Vanguard has been bringing cheers to many investors recently. Out of the 86 exchange-traded funds (ETFs) they manage, 42 have reported double-digit year-to-date total returns. Among these, 16 Vanguard ETFs have achieved a remarkable total return of at least 20%. This prompts the question: which Vanguard ETF has been the standout performer in 2024 so far?
Surprisingly, some of the top-performing funds may not have been the obvious choices. The Vanguard Utilities ETF, known by its ticker symbol VPU, had reigned as the leading performer among Vanguard’s ETFs for much of the early part of the year, sporting a solid total return of 25.7%. Generally, utility stocks are regarded as stable but not particularly thrilling. Yet, expectations that the Federal Reserve would decrease interest rates, followed by an actual rate cut, buoyed the utilities sector, propelling the Vanguard Utilities ETF forward.
Coming in as the second-best performer is the Vanguard Communication Services ETF, or VOX, with an impressive total return of 27.3%. The driving force behind this rise has largely been share price appreciation, as the fund's holdings include stocks that typically offer no or minimal dividends. Certain key players have made a significant contribution to this ETF’s success in 2024. Meta Platforms, Facebook’s parent company, constitutes 23.2% of the ETF. Its stock price has surged approximately 58% in the year to date. Additionally, the combined holdings of Alphabet’s Class A and Class C shares form 21.1% of the ETF's assets, with both registering a 21% jump in their stock prices.

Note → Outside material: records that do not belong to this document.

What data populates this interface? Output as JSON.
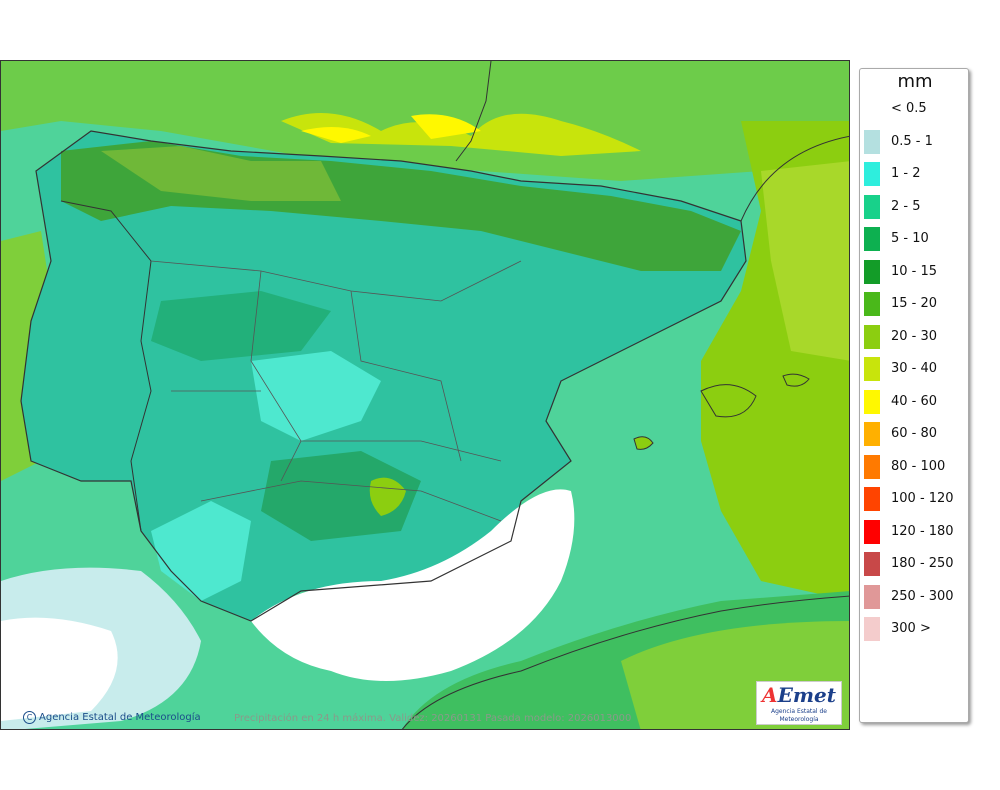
{
  "legend": {
    "unit": "mm",
    "items": [
      {
        "label": "< 0.5",
        "color": "#ffffff"
      },
      {
        "label": "0.5 - 1",
        "color": "#b4e0e0"
      },
      {
        "label": "1 - 2",
        "color": "#2eeedd"
      },
      {
        "label": "2 - 5",
        "color": "#18d18a"
      },
      {
        "label": "5 - 10",
        "color": "#0db050"
      },
      {
        "label": "10 - 15",
        "color": "#139c28"
      },
      {
        "label": "15 - 20",
        "color": "#4ab81a"
      },
      {
        "label": "20 - 30",
        "color": "#8cce10"
      },
      {
        "label": "30 - 40",
        "color": "#c8e40c"
      },
      {
        "label": "40 - 60",
        "color": "#fff800"
      },
      {
        "label": "60 - 80",
        "color": "#ffb000"
      },
      {
        "label": "80 - 100",
        "color": "#ff7a00"
      },
      {
        "label": "100 - 120",
        "color": "#ff4400"
      },
      {
        "label": "120 - 180",
        "color": "#ff0000"
      },
      {
        "label": "180 - 250",
        "color": "#c84848"
      },
      {
        "label": "250 - 300",
        "color": "#e09898"
      },
      {
        "label": "300 >",
        "color": "#f4cccc"
      }
    ]
  },
  "credit": "Agencia Estatal de Meteorología",
  "caption": "Precipitación en 24 h máxima. Validez: 20260131 Pasada modelo: 2026013000",
  "logo": {
    "mark_a": "A",
    "mark_rest": "Emet",
    "subtitle": "Agencia Estatal de Meteorología"
  }
}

Nevertheless, the Vanguard S&P 500 Growth ETF, code-named VOOG, has outdone all others in 2024, boasting a total return exceeding 28%. The ETF, aiming to mimic the S&P 500 Growth Index’s performance, is up more than 27% this year. This index comprises S&P 500 members identified as growth stocks based on criteria such as sales growth and momentum. Currently, the ETF comprises 234 stocks, with giants like Apple, Microsoft, Nvidia, Amazon, and Meta, constituting about 45.8% of its holdings. Nvidia stands out notably, with its stock skyrocketing by 175% this year.

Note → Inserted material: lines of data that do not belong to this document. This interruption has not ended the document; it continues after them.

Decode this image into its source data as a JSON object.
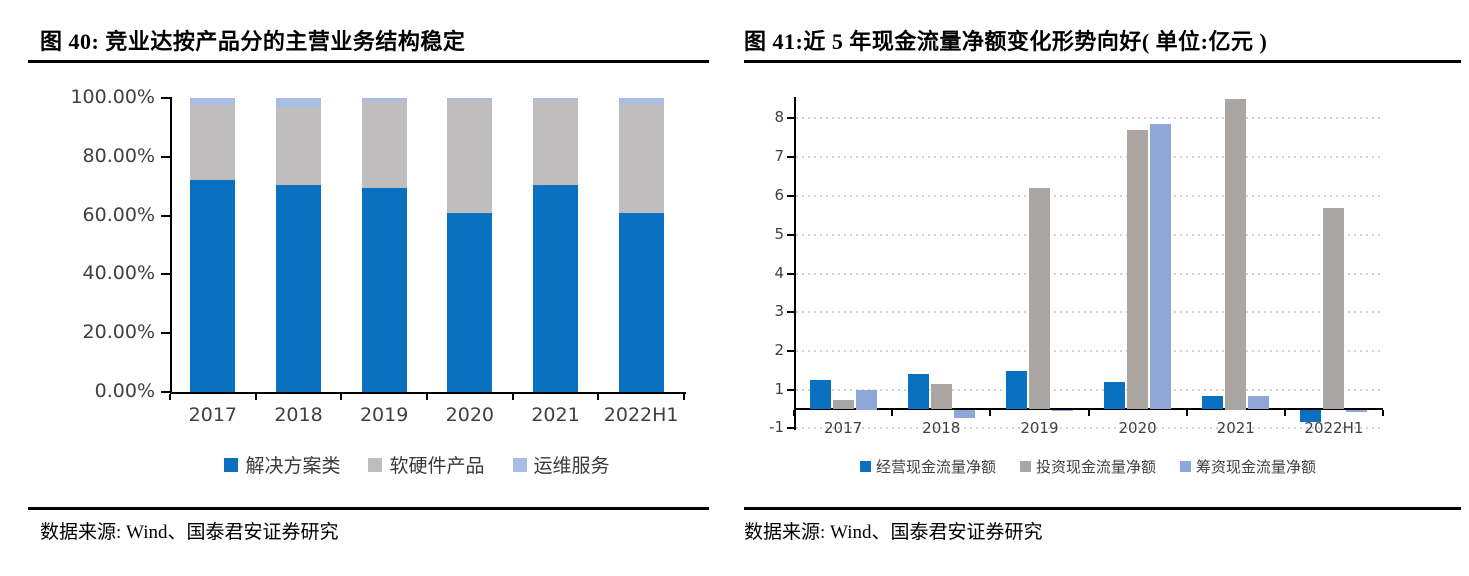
{
  "panels": {
    "left": {
      "title": "图 40: 竞业达按产品分的主营业务结构稳定",
      "source": "数据来源: Wind、国泰君安证券研究"
    },
    "right": {
      "title": "图 41:近 5 年现金流量净额变化形势向好( 单位:亿元 )",
      "source": "数据来源: Wind、国泰君安证券研究"
    }
  },
  "colors": {
    "bar_blue": "#0a70c0",
    "bar_gray_left": "#bfbdbd",
    "bar_gray_right": "#a9a6a4",
    "bar_lightblue_left": "#a9bce4",
    "bar_lightblue_right": "#8ea7db",
    "axis": "#000000",
    "tick_text": "#404040",
    "gridline": "#d2d2d2",
    "title_text": "#000000"
  },
  "chart_data": [
    {
      "type": "bar",
      "variant": "stacked-100-percent",
      "title": "竞业达按产品分的主营业务结构稳定",
      "categories": [
        "2017",
        "2018",
        "2019",
        "2020",
        "2021",
        "2022H1"
      ],
      "series": [
        {
          "name": "解决方案类",
          "color": "#0a70c0",
          "values": [
            72,
            70.5,
            69.5,
            61,
            70.5,
            61
          ]
        },
        {
          "name": "软硬件产品",
          "color": "#bfbdbd",
          "values": [
            25.5,
            26.5,
            29.5,
            38.2,
            28.9,
            37
          ]
        },
        {
          "name": "运维服务",
          "color": "#a9bce4",
          "values": [
            2.5,
            3,
            1,
            0.8,
            0.6,
            2
          ]
        }
      ],
      "yticks": [
        "0.00%",
        "20.00%",
        "40.00%",
        "60.00%",
        "80.00%",
        "100.00%"
      ],
      "ylim": [
        0,
        100
      ],
      "ylabel": "",
      "xlabel": "",
      "grid": false,
      "legend_position": "bottom"
    },
    {
      "type": "bar",
      "variant": "grouped",
      "title": "近 5 年现金流量净额变化形势向好",
      "unit": "亿元",
      "categories": [
        "2017",
        "2018",
        "2019",
        "2020",
        "2021",
        "2022H1"
      ],
      "series": [
        {
          "name": "经营现金流量净额",
          "color": "#0a70c0",
          "values": [
            1.25,
            1.4,
            1.5,
            1.2,
            0.65,
            -0.7
          ]
        },
        {
          "name": "投资现金流量净额",
          "color": "#a9a6a4",
          "values": [
            0.45,
            1.15,
            6.2,
            7.7,
            8.5,
            5.7
          ]
        },
        {
          "name": "筹资现金流量净额",
          "color": "#8ea7db",
          "values": [
            1.0,
            -0.5,
            -0.15,
            7.85,
            0.7,
            -0.2
          ]
        }
      ],
      "yticks": [
        8,
        7,
        6,
        5,
        4,
        3,
        2,
        1,
        -1
      ],
      "ylim": [
        -1,
        8.55
      ],
      "ylabel": "",
      "xlabel": "",
      "grid": "dotted",
      "legend_position": "bottom"
    }
  ]
}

Since its debut in September 2010, the Vanguard S&P 500 Growth ETF has delivered an impressive average annualized total return of 16%. Helpfully, this fund’s annual expense ratio is maintained at a low 0.1%, ensuring that operational costs minimally impact returns. However, whether it remains a smart investment choice remains uncertain. One risk lies in its valuation; with the fund’s stock portfolio averaging a price-to-earnings ratio of 34.4, potential overvaluation is a concern. Although the ETF includes a wide assortment of stocks, the hefty emphasis on several key holdings means it may lack the diversification some investors prefer.
Nonetheless, a catalyst driving the ETF’s performance recently is the rising demand for artificial intelligence (AI) applications, a trend likely to persist. If you believe this demand will continue to escalate, the promising outlook for Vanguard's S&P 500 Growth ETF may still merit consideration, despite potential overvaluation concerns.